Personally, I wouldn't care what you preferred to run on your computer, except that when some spammer zombies your computer with last month's ActiveX crack that Microsoft hasn't bothered to fix yet, it's my inbox that suffers.
So you want to stick with IE. Cool. Just make sure that you don't get cracked, and I'll be happy. You do know how to set security zones, and run Windows Update once a day, and have antivirus and anti-adware software running, and update those once a day, right? You don't mind surfing without Flash or JavaScript, right?
If not, do the rest of the Net a favor and switch to Firefox.
I'm having some trouble getting images to show in the Firefox brower (no problems with Mozilla). Can you help? (XP operating system)
"Security" doesn't come out of a software box. The software is only as secure as the person using it. I've been online since 1984. In that time I've had fewer than 5 virus attacks - all of them years ago.

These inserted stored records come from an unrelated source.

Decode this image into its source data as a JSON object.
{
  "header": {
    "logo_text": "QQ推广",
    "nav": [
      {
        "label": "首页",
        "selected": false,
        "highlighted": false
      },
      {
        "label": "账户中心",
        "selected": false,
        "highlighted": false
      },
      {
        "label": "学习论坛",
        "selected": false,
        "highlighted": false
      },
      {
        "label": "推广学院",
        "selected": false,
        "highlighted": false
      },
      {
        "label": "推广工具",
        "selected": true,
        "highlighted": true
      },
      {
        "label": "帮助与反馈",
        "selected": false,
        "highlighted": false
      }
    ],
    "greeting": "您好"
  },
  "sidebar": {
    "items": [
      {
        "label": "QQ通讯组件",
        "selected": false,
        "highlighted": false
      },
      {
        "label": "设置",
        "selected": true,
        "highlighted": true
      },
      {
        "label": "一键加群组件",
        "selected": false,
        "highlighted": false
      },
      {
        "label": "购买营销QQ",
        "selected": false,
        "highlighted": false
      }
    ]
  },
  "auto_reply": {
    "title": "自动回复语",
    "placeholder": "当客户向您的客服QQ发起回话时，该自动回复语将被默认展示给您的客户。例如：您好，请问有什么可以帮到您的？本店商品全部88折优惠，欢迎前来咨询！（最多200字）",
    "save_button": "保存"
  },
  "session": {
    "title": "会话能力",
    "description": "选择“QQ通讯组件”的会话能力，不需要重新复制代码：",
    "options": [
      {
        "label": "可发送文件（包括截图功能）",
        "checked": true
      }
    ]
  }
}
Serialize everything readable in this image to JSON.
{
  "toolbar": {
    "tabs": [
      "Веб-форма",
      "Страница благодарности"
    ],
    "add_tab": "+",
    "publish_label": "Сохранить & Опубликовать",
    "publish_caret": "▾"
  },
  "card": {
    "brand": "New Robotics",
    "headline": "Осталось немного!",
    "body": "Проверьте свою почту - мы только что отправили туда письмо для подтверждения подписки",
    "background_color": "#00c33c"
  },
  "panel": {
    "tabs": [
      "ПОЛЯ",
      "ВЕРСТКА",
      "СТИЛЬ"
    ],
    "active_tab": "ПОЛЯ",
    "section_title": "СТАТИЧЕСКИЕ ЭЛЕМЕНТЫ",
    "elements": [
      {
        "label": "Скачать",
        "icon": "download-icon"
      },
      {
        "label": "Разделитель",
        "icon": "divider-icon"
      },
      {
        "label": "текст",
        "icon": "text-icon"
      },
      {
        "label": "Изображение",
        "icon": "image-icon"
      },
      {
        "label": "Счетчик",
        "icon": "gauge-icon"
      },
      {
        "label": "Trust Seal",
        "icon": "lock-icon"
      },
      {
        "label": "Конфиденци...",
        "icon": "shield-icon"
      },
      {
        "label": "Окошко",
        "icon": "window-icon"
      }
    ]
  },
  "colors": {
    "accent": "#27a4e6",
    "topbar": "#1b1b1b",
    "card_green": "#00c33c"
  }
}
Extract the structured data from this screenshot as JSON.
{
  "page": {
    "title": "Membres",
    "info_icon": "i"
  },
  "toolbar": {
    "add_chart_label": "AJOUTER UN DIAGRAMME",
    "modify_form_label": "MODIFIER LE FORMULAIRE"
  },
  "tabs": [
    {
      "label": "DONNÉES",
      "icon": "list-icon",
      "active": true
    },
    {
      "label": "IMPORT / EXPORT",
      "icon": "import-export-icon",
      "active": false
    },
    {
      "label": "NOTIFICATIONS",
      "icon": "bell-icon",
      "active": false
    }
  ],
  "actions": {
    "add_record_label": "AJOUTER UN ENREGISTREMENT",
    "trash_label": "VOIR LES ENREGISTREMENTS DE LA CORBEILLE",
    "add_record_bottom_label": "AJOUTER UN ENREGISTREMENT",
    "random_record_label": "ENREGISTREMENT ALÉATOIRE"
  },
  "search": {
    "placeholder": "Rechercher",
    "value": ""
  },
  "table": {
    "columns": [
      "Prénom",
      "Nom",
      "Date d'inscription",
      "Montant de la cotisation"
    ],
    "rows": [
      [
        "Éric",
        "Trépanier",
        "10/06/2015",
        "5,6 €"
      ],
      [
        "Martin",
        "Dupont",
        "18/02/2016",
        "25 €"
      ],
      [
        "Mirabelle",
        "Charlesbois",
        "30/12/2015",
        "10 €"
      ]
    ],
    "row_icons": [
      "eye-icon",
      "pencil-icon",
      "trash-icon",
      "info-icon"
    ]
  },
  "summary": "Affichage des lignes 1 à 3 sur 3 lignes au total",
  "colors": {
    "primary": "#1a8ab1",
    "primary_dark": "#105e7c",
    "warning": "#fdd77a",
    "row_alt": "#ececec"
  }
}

And no, I don't jump through any particular hoops.
The simple fact of the matter is that Firefox is more secure than IE. This is an objective, undeniable fact. It is also faster than IE, and this is also an objective, undeniable fact.
You find the interface "clunky." Okay. I can only laugh when you say so, but okay. That's what you think. This from a guy who admits it crashed and didn't install right for him. IE has crashed many times on me, but whatever.
The facts are simple: Firefox is faster. Firefox is more secure. Firefox has a simpler interface. Do with those facts what you will. But the only person I see doing any sneering here is you. Which is kind of funny, since you admit that you had some minor installation problems and then stopped using the application.
the letters in Bill Gates' name add up to 666
Ah, here we are, it's true!
Take the letters in his name— "Bill Gates III"— and assign them their ASCII value, with "3" for the ordinal "Third":
B I L L
66 + 73 + 76 + 76 +
G A T E S 3
71 + 65 + 84 + 69 + 83 + 3 = 666
Uh, I think next comes Digital Rights Management, Longhorn, and an RFID tag implanted in your forehead or right hand. ;)
Of course we all lose our tempers now and then. Dean freely admits to being imperfect in this regard, which is why regulars to this establishment will generally be cut more slack than people who we don't know very well.
Still: behave like an adult, or go find somewhere else to play. Thanks.